Despite the fear that a potential lawsuit may engender in physicians, medical malpractice insurers typically won't settle cases worth $15,000 or less, according to Steve Kern, a health care attorney in Bridgewater, NJ. "Fifteen or 20 years ago, insurers were willing to pay small amounts to make these cases go away," he says. "Finally, they realized that a plaintiff's attorney wasn't going to spend thousands of dollars on a case that might result in a small settlement. So now the insurers are calling the attorneys' bluff, daring them to file a suit and go through the whole litigative process. And you know what? The number of small suits has gone down.

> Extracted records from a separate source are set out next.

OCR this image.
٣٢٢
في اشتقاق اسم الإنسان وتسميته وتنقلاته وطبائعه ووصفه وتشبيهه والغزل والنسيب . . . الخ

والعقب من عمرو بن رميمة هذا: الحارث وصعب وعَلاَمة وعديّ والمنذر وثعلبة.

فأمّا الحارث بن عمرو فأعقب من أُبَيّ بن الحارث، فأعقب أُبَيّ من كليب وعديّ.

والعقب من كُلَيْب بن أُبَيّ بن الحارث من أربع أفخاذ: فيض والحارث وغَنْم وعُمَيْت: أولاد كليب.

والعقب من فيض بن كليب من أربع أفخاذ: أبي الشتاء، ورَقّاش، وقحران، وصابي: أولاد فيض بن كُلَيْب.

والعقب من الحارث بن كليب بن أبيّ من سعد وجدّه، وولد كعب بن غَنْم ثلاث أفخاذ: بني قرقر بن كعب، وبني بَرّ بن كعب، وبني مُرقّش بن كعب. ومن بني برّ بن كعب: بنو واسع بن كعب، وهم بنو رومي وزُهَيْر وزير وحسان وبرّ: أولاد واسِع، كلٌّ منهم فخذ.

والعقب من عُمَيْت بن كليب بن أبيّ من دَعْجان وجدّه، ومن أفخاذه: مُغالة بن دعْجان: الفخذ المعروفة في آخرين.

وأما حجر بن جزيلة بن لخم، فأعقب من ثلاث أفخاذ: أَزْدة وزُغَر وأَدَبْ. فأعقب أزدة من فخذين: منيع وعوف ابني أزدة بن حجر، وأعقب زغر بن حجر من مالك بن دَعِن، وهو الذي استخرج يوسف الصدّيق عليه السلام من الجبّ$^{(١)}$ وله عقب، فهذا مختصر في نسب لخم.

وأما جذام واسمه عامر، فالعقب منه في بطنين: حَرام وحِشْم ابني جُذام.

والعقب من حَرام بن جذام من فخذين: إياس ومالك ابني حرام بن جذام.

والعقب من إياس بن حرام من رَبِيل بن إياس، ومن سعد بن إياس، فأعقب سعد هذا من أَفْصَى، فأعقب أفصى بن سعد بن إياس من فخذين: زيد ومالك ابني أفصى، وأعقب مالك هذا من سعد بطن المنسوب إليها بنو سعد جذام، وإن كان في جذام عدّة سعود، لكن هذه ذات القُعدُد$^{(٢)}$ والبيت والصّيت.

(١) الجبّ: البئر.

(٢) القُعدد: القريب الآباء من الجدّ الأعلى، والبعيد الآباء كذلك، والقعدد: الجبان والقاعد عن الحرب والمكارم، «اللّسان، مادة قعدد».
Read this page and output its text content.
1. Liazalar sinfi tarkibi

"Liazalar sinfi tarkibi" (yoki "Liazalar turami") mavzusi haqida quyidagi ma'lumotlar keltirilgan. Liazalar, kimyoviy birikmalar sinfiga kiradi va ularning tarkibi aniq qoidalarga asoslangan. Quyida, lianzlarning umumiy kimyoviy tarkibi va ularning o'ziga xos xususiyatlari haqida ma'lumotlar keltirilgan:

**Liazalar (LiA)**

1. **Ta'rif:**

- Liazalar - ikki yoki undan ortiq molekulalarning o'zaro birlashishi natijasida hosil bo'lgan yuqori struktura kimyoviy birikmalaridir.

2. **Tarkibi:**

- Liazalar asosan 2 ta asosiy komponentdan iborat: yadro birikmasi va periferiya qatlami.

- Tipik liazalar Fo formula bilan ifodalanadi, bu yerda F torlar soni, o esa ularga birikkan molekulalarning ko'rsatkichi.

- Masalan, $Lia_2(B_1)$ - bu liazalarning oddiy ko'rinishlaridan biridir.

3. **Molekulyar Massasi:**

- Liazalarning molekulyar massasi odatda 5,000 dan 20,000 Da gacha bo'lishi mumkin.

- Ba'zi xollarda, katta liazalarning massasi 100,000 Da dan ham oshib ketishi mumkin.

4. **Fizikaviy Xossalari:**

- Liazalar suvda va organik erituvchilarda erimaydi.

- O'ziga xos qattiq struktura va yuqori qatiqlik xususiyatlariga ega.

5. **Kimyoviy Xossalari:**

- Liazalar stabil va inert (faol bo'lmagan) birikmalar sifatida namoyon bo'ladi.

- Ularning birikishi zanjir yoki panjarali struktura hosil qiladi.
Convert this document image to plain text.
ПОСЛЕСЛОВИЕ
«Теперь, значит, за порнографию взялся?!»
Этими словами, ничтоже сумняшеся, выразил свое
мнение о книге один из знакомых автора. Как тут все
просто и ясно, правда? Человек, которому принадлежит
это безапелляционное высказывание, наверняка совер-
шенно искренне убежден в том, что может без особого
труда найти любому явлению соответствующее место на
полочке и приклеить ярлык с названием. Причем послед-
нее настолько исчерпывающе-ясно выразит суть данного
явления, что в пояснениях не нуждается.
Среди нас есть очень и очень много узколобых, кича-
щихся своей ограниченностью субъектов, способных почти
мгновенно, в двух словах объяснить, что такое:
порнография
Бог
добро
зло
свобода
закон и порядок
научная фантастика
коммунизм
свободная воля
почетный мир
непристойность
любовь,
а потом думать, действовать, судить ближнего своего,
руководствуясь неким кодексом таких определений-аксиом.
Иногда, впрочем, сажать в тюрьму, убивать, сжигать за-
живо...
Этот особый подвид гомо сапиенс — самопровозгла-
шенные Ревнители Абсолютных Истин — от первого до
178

"There may indeed be merit in the $10,000 or $15,000 suit," Kern adds, "but you're rarely going to find a plaintiff's lawyer who'll take it beyond a phone call or a letter to the doctor."

Moreover, paying out of pocket to avoid a public relations scandal could actually invite one, Kern says. "The patient could tell everyone in town, 'Not only did Dr. Smith make a mistake, but he paid me to keep quiet about it.' Then he might blab the same thing to the doctor's licensing board. I've seen that happen a couple of times."

—Dennis Murray, Senior Editor


Evelyn Bradford, JD. How to squash a small malpractice claim. Medical Economics 2000;13:121.